Liberté commerciale. État de la question en Angleterre.

Frédéric Bastiat

http://bastiat.org/

Sentinelle des Pyrénées, n° du 25 mai 1843.

2e article.

Dans toutes les grandes questions qui divisent les hommes, il y a toujours trois partis, deux extrêmes opposés, un intermédiaire : une gauche, une droite et un centre.

En Angleterre, et dans la question qui nous occupe, un parti réclame la liberté des échanges ; il a son centre d’action dans l’Anti-corn-law-league, l’association contre la loi qui restreint l’importation des céréales.

Un autre parti défend la protection. C’est le torysme représenté par l’administration de sir Robert Peel.

Enfin la politique de conciliation a été renversée du pouvoir avec lord John Russell.

Mais dans quelle mesure réclame-t-on la liberté d’une part, la protection de l’autre ? C’est là précisément ce qui nous fera connaître l’état de la question en Angleterre ; car ces mots : liberté, protection, n’ont selon les temps et les lieux qu’une valeur relative, et de même qu’un homme très-brun en France serait trouvé d’une blancheur éclatante en Afrique, il peut se faire que le progrès des lumières eût mis entre deux nations une différence telle que la même mesure qu’on regarde comme conservatrice dans l’une, fût trouvée témérairement réformatrice dans l’autre.

Pour remplir notre tâche, nous avons donc à exposer les doctrines, les prétentions et l’action des trois grands partis que nous venons de signaler.

La première réunion des partisans de la libre importation des céréales eut lieu il y a deux ans, à Manchester. Sept cents ministres dissidens, dont un grand nombre venus, sur l’appel de leurs co-religionnaires, des extrémités du royaume, posèrent les bases d’une formidable association. Bientôt elle se popularisa dans cette ville, au point que, faute d’un local assez vaste pour tenir ses séances, elle construisit en peu de semaines une salle capable de contenir dix mille personnes.

De Manchester l’association se propagea dans les comtés comme un incendie ; elle s’installa enfin à Londres où elle se réunit, de fondation, tous les mercredis, et au besoin tous les jours et deux fois par jour, d’abord au théâtre de Drury-Lane, ensuite au théâtre de la Reine. À l’étroit dans ces immenses édifices, elle s’occupe, à l’exemple de Manchester, d’en construire un qui aura trois mille mètres carrés.

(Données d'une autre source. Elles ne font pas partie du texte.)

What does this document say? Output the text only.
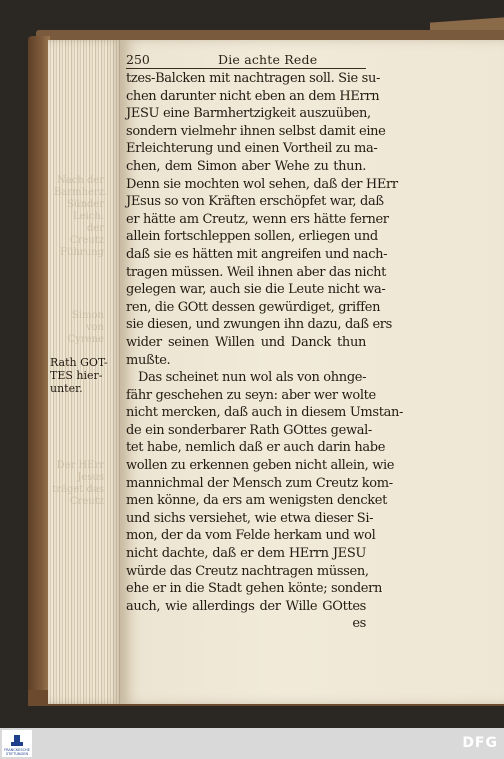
Nach der Barmherz. Sünder Leich. der Creutz Führung
Simon von Cyrene
Der HErr Jesus träget das Creutz
250	Die achte Rede
tzes-Balcken mit nachtragen soll. Sie su-
chen darunter nicht eben an dem HErrn
JESU eine Barmhertzigkeit auszuüben,
sondern vielmehr ihnen selbst damit eine
Erleichterung und einen Vortheil zu ma-
chen, dem Simon aber Wehe zu thun.
Denn sie mochten wol sehen, daß der HErr
JEsus so von Kräften erschöpfet war, daß
er hätte am Creutz, wenn ers hätte ferner
allein fortschleppen sollen, erliegen und
daß sie es hätten mit angreifen und nach-
tragen müssen. Weil ihnen aber das nicht
gelegen war, auch sie die Leute nicht wa-
ren, die GOtt dessen gewürdiget, griffen
sie diesen, und zwungen ihn dazu, daß ers
wider seinen Willen und Danck thun
mußte.
Das scheinet nun wol als von ohnge-
fähr geschehen zu seyn: aber wer wolte
nicht mercken, daß auch in diesem Umstan-
de ein sonderbarer Rath GOttes gewal-
tet habe, nemlich daß er auch darin habe
wollen zu erkennen geben nicht allein, wie
mannichmal der Mensch zum Creutz kom-
men könne, da ers am wenigsten dencket
und sichs versiehet, wie etwa dieser Si-
mon, der da vom Felde herkam und wol
nicht dachte, daß er dem HErrn JESU
würde das Creutz nachtragen müssen,
ehe er in die Stadt gehen könte; sondern
auch, wie allerdings der Wille GOttes
es
Rath GOT-
TES hier-
unter.
FRANCKESCHE STIFTUNGEN
DFG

Au 12 avril, 76 associations provinciales s’étaient affiliées au comité métropolitain. Celui-ci avait distribué 300,000 traités populaires d’économie sociale et un nombre incalculable de discours et de journaux ; on avait envoyé au parlement 3,922 pétitions couvertes de 5,030,757 signatures ; enfin il ne se passait pas de jours que le comité ne députât dans les provinces et particulièrement dans les comtés agricoles, des économistes distingués chargés de répandre les doctrines de la liberté parmi les classes les plus attachées au régime de la protection.

Le titre que l’association a choisi, Anti-corn-law-league, ligue contre la loi des céréales, semble d’abord restreindre son objet. Mais il ne faut pas perdre de vue que si le monopole est manufacturier en France, il est territorial en Angleterre ; le frapper dans la loi des céréales, c’est le frapper dans sa raison d’être : tous les partis sont d’accord sur ce point. Pour juger la portée de ses vues, il ne faut d’ailleurs que lire la motion que le comité a fait solennellement adopter par l’association.

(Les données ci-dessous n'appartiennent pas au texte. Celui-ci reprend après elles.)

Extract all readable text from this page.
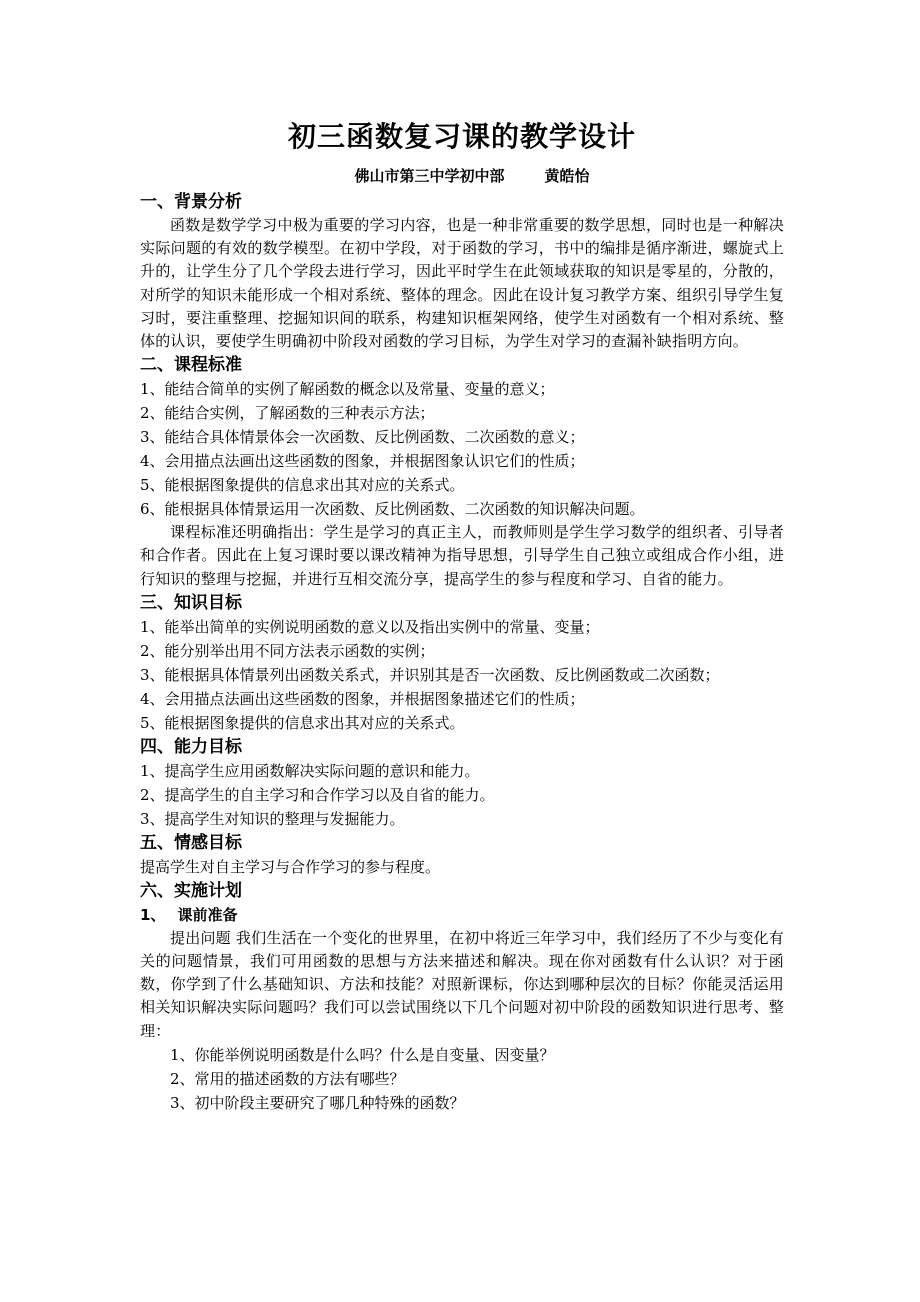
初三函数复习课的教学设计
佛山市第三中学初中部	黄皓怡
一、背景分析

函数是数学学习中极为重要的学习内容，也是一种非常重要的数学思想，同时也是一种解决实际问题的有效的数学模型。在初中学段，对于函数的学习，书中的编排是循序渐进，螺旋式上升的，让学生分了几个学段去进行学习，因此平时学生在此领域获取的知识是零星的，分散的，对所学的知识未能形成一个相对系统、整体的理念。因此在设计复习教学方案、组织引导学生复习时，要注重整理、挖掘知识间的联系，构建知识框架网络，使学生对函数有一个相对系统、整体的认识，要使学生明确初中阶段对函数的学习目标，为学生对学习的查漏补缺指明方向。

二、课程标准
1、能结合简单的实例了解函数的概念以及常量、变量的意义；
2、能结合实例，了解函数的三种表示方法；
3、能结合具体情景体会一次函数、反比例函数、二次函数的意义；
4、会用描点法画出这些函数的图象，并根据图象认识它们的性质；
5、能根据图象提供的信息求出其对应的关系式。
6、能根据具体情景运用一次函数、反比例函数、二次函数的知识解决问题。

课程标准还明确指出：学生是学习的真正主人，而教师则是学生学习数学的组织者、引导者和合作者。因此在上复习课时要以课改精神为指导思想，引导学生自己独立或组成合作小组，进行知识的整理与挖掘，并进行互相交流分享，提高学生的参与程度和学习、自省的能力。

三、知识目标
1、能举出简单的实例说明函数的意义以及指出实例中的常量、变量；
2、能分别举出用不同方法表示函数的实例；
3、能根据具体情景列出函数关系式，并识别其是否一次函数、反比例函数或二次函数；
4、会用描点法画出这些函数的图象，并根据图象描述它们的性质；
5、能根据图象提供的信息求出其对应的关系式。
四、能力目标
1、提高学生应用函数解决实际问题的意识和能力。
2、提高学生的自主学习和合作学习以及自省的能力。
3、提高学生对知识的整理与发掘能力。
五、情感目标
提高学生对自主学习与合作学习的参与程度。
六、实施计划
1、 课前准备

提出问题 我们生活在一个变化的世界里，在初中将近三年学习中，我们经历了不少与变化有关的问题情景，我们可用函数的思想与方法来描述和解决。现在你对函数有什么认识？对于函数，你学到了什么基础知识、方法和技能？对照新课标，你达到哪种层次的目标？你能灵活运用相关知识解决实际问题吗？我们可以尝试围绕以下几个问题对初中阶段的函数知识进行思考、整理：

1、你能举例说明函数是什么吗？什么是自变量、因变量？
2、常用的描述函数的方法有哪些？
3、初中阶段主要研究了哪几种特殊的函数？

« L’association…… répudie tous les monopoles, priviléges exclusifs et droits protecteurs quelconques, désire et demande l’abolition totale et immédiate de toutes restrictions du commerce, de toutes protections en faveur de l’agriculture, des manufactures et de la navigation, et l’entière destruction de tous les obstacles à la libre communication des Anglais avec tous les peuples du globe. »

C’est sur ce texte que d’habiles orateurs, des économistes profonds, des religionnaires enthousiastes dissertent tous les jours, pendant des heures entières, devant des assemblées de quatre ou cinq mille personnes de tous sexes et de tous rangs.

Nos mœurs nationales ne nous permettent guère de comprendre quelle sorte d’intérêt attire en foule à ces réunions des pairs du royaume, des députés, des dames du monde le plus élégant.

Mais il faut dire, ce qui servira peut-être à expliquer cet étrange phénomène, que la question économique prend en Angleterre des proportions colossales et faites pour remuer toutes les fibres des cœurs anglais.

Nous avons vu, en France, les plus hautes questions de commerce, de marine et de colonies venir, une à une, s’engager dans un simple débat de rivalité entre deux sucres.

Et pourtant, grâces à la révolution de 89, notre France, et je l’en félicite, est une table rase comparée à l’Angleterre avec l’inextricable complication de ses intérêts.

Là, l’affranchissement du commerce attaque dans toutes ses positions l’aristocratie et sa prépondérance politique.

Il l’attaque dans le monopole territorial, qui, par la cherté des subsistances et l’élévation artificielle du taux des fermages, soutire au profit des maîtres du sol le fruit des sueurs des classes laborieuses.

Il l’attaque dans sa suprématie religieuse en diminuant la valeur de la dîme et les profits des nobles dignitaires de l’église établie. Cela est si vrai, que la ligue a été fondée par des ministres dissidens, et que les écrits qui en émanent ont été publiquement brûlés par des prêtres anglicans au sein d’associations rivales.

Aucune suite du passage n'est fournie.